US carrying out ‘illegal’ nuclear arms research in UK



Opposition MPs Monday were calling for a full parliamentary inquiry into reports that the US has been carrying out illegal nuclear arms research in the UK.

According to the evidence seen by the Guardian newspaper, the US military has been using the Atomic Weapons Establishment in southern England for "very valuable" warhead research as part of an ongoing and secretive deal between the British and American governments.

The Ministry of Defence was said to have confirmed it is working with the US on the UK's "existing nuclear warhead stockpile and the range of replacement options that might be available" but declined to give any further information.

MPs were seeking to find out the extent of the collaboration, while campaign groups warned any such a deal was in breach of international law and undermined Britain's claim to have an independent nuclear weapons programme.

The Liberal Democrat’s shadow defence secretary Nick Harvey, said the parliament and country would react with "outrage" at the prospect of British taxpayers funding a new US nuclear weapon.

"All this backroom dealing and smoke and mirrors policy is totally unacceptable, the government must open the Aldermaston accounts to full parliamentary scrutiny," Harvey said.

Britain’s veteran CND campaign group accused the UK of breaching the nuclear Non-Proliferation Treaty, saying that any work preparing the way for new warheads “cuts right across the UK's commitment to disarm.”

“That this work may be contributing to both future US and British warheads is nothing short of scandalous," said the chair of CND Kate Hudson.

The Guardian said that the extent of US involvement at Aldermaston came to light in an interview with John Harvey, policy and planning director at the US National Nuclear Security Administration, carried out last year by the thinktanks Chatham House and the Centre for Strategic Studies.

Harvey referred to "dual axis hydrodynamic" experiments which, with the help of computer modelling, replicate the conditions inside a warhead at the moment it starts to explode.

"There are some capabilities that the UK has that we don't have and that we borrow,” Harvey said. “I believe we have been able to exploit that's been very valuable to us,” he said.

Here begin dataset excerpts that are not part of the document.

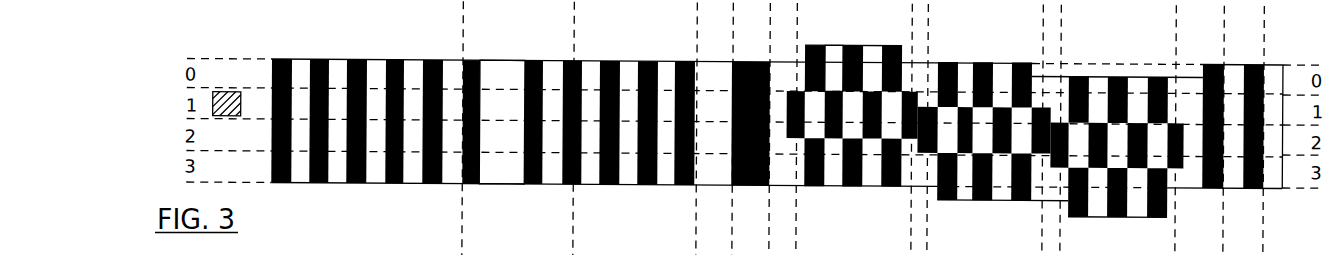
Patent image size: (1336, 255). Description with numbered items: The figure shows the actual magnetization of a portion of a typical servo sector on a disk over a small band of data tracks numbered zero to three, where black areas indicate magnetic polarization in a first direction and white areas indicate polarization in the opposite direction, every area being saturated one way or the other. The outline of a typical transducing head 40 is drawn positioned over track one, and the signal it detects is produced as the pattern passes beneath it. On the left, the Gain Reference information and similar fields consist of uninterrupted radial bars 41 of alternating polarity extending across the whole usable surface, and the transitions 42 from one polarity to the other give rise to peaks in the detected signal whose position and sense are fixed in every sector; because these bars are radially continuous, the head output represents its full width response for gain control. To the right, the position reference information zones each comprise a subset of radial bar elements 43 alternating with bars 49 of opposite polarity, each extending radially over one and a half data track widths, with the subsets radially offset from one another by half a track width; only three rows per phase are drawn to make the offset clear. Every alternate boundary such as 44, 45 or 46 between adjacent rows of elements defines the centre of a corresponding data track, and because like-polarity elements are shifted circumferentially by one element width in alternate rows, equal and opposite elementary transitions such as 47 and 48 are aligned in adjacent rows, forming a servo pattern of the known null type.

The transducing head 40 is at (236, 90).
The radial bars of alternating polarity 41 is at (607, 60).
The transitions 42 is at (632, 198).
The radial bar elements 43 is at (892, 15).
The boundary between adjacent rows of elements 44 is at (1049, 105).
The boundary between adjacent rows of elements 45 is at (805, 137).
The boundary between adjacent rows of elements 46 is at (1183, 164).
The elementary transition 47 is at (970, 74).
The elementary transition 48 is at (973, 131).
The bars of opposite polarity 49 is at (832, 42).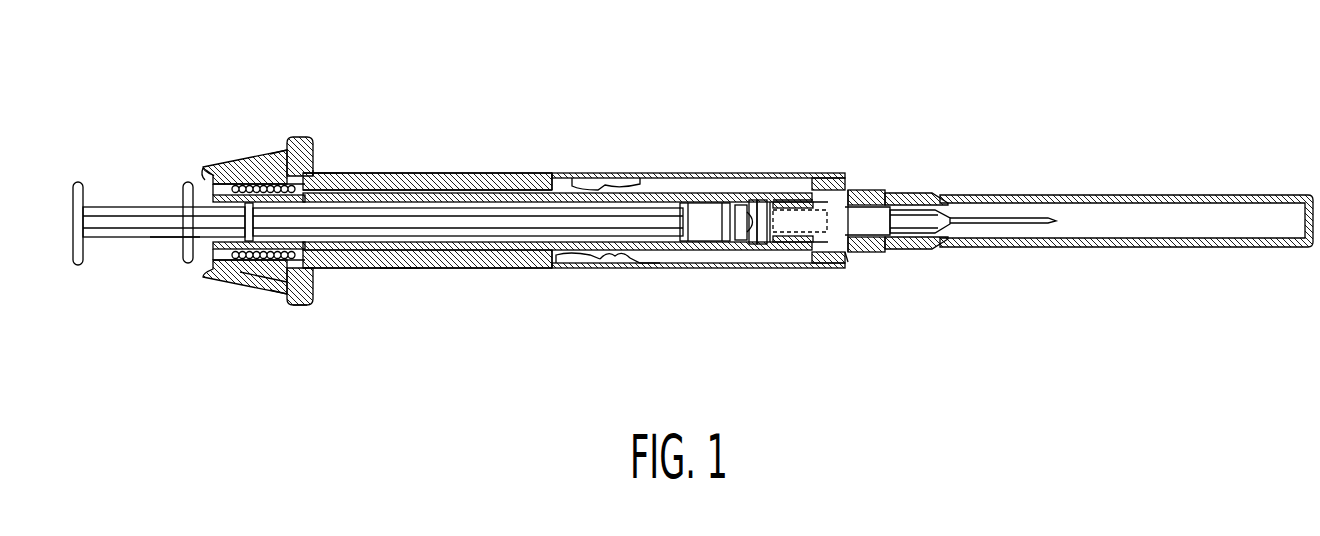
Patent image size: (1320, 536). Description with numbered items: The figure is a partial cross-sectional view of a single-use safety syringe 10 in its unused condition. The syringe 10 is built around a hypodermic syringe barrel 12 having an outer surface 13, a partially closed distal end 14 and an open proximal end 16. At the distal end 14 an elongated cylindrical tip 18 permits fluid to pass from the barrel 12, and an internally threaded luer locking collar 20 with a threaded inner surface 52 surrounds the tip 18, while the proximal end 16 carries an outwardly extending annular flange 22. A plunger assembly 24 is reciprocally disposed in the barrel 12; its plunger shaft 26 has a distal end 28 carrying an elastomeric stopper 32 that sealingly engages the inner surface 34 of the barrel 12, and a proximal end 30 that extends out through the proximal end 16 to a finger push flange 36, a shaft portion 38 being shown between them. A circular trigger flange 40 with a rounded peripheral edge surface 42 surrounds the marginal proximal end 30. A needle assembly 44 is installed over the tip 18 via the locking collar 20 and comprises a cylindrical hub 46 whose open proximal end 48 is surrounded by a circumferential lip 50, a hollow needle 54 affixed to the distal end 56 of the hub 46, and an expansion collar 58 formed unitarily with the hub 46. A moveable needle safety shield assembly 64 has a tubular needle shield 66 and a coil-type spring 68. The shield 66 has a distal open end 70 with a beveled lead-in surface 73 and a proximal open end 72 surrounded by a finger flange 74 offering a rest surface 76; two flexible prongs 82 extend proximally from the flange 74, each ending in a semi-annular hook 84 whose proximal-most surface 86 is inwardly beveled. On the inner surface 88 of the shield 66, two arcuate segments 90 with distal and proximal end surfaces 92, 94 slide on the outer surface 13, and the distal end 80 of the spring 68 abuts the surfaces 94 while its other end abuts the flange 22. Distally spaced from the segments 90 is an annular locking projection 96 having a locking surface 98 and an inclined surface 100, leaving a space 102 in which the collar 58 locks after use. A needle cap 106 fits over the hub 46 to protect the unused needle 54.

The syringe 10 is at (552, 98).
The syringe barrel 12 is at (760, 250).
The outer surface of the syringe barrel 13 is at (372, 173).
The distal end 14 is at (872, 192).
The open proximal end 16 is at (203, 272).
The tip 18 is at (804, 198).
The luer locking collar 20 is at (786, 200).
The annular flange 22 is at (228, 172).
The plunger assembly 24 is at (427, 173).
The plunger shaft 26 is at (476, 193).
The distal end of the plunger shaft 28 is at (716, 194).
The proximal end of the plunger shaft 30 is at (73, 222).
The elastomeric stopper 32 is at (702, 250).
The inner surface of the syringe barrel 34 is at (742, 250).
The finger push flange 36 is at (80, 182).
The plunger shaft 38 is at (180, 242).
The trigger flange 40 is at (183, 198).
The rounded peripheral edge surface 42 is at (203, 178).
The needle assembly 44 is at (857, 262).
The hub 46 is at (912, 195).
The open proximal end of the hub 48 is at (750, 200).
The circumferential lip 50 is at (770, 200).
The threaded inner surface 52 is at (798, 250).
The hollow needle 54 is at (1020, 216).
The distal end of the hub 56 is at (972, 200).
The expansion collar 58 is at (838, 180).
The needle safety shield assembly 64 is at (440, 268).
The tubular needle safety shield 66 is at (495, 268).
The coil-type spring 68 is at (256, 283).
The distal open end of the needle shield 70 is at (850, 268).
The proximal open end of the needle shield 72 is at (296, 138).
The beveled inner lead-in surface 73 is at (850, 188).
The finger flange 74 is at (313, 290).
The surface of the finger flange 76 is at (316, 173).
The distal end of the spring 80 is at (328, 173).
The elastically flexible prongs 82 is at (277, 158).
The semi-annular hook 84 is at (232, 184).
The proximal-most surface of the hook 86 is at (210, 172).
The inner surface of the needle shield 88 is at (655, 173).
The arcuate segments 90 is at (552, 173).
The distal end surfaces of the arcuate segments 92 is at (552, 268).
The proximal end surfaces of the arcuate segments 94 is at (298, 306).
The annular locking projection 96 is at (600, 263).
The locking surface 98 is at (575, 265).
The inclined surface 100 is at (642, 268).
The space 102 is at (590, 178).
The needle cap 106 is at (1118, 195).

He admitted that the US and UK had struck a new deal over the level of cooperation, including work on US plans for a new generation of nuclear warhead known as the Reliable Replacement Warhead (RRW).

"We have recently, I can't tell you when, taken steps to amend the MDA [Mutual Defence Agreement], not only to extend it but to amend it to allow for a broader extent of cooperation than in the past, and this has to do with the RRW effort," Harvey said.

The US Congress has already stopped funding research into RRW but campaigners believe the US military may have used facilities in the UK to get around the restrictions at home.

"Billions of pounds have been poured into the Atomic Weapons Establishment over recent years to build new research facilities," said Hudson.

"If these are being used to support US programmes outside Congress's controls on spending, it raises even more serious questions about why the British taxpayer is paying for a so-called 'independent deterrent'," she said.